Entre o cetim sintético dos sintetizadores digitais que então entravam no mercado e que marcam a pop inocente com ecos de italo-pop de Noriko Miyamoto ou o “exotismo” “quarto-mundista” dos Mkaju Ensemble de Midori Takada e daí ao pulsar pop de transparência absoluta explorado pelos Dip in the Pool de Tatsuji Kimura e Miyako Koda que chegaram a ter o seu álbum de estreia, Silence (de que se retira, aliás, o delicioso “Hasu No Enishi” incluído neste retrato antológico), lançado na Europa em 1986 através da muito atenta Rough Trade, há por aqui muitas sonoridades absolutamente entusiasmantes que convidam ao mergulho no vórtice a que o alinhamento nos pode conduzir usando, por exemplo, o Youtube. Os Wha Ha Ha de Akira Sakata foram outro dos grupos que na primeira metade dos anos 80 recebeu atenção deste lado do mundo, quando a Recommended de Chris Cutler editou, em 1983, uma compilação em que reunia material dos dois registos lançados pelo grupo japonês um par de anos antes: “Akatere”, a peça aqui incluída, é uma peça de contornos absurdistas, algures a meio caminho entre a música concreta e o sunshine pop (e altamente recomendada, pun intended, é também a versão ao vivo)!

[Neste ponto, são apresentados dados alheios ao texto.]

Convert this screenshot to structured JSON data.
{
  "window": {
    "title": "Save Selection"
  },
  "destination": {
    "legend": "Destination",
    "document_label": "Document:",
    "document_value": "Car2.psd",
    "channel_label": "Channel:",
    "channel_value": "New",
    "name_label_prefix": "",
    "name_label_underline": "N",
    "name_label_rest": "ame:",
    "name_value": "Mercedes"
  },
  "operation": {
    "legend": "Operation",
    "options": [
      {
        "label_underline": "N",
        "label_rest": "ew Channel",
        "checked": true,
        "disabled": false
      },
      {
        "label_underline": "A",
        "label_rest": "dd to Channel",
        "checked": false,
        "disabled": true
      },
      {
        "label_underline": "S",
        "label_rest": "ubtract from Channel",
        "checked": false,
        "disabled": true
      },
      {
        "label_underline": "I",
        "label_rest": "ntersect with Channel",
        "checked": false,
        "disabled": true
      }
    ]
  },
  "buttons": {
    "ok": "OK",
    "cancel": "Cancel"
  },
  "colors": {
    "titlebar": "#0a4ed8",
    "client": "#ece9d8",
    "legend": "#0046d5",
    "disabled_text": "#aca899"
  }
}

Obviamente, cada uma destas antologias é pensada não como ponto de chegada, antes como sugestão para partida em direcção a universos sonoros que a geografia e as dinâmicas do capitalismo pop podem ter mantido ao largo das nossas atenções quando originalmente se lançou todo este material. Nada que o Discogs e alguma paciência/carteira funda (riscar o que não interessa) não ajude a resolver.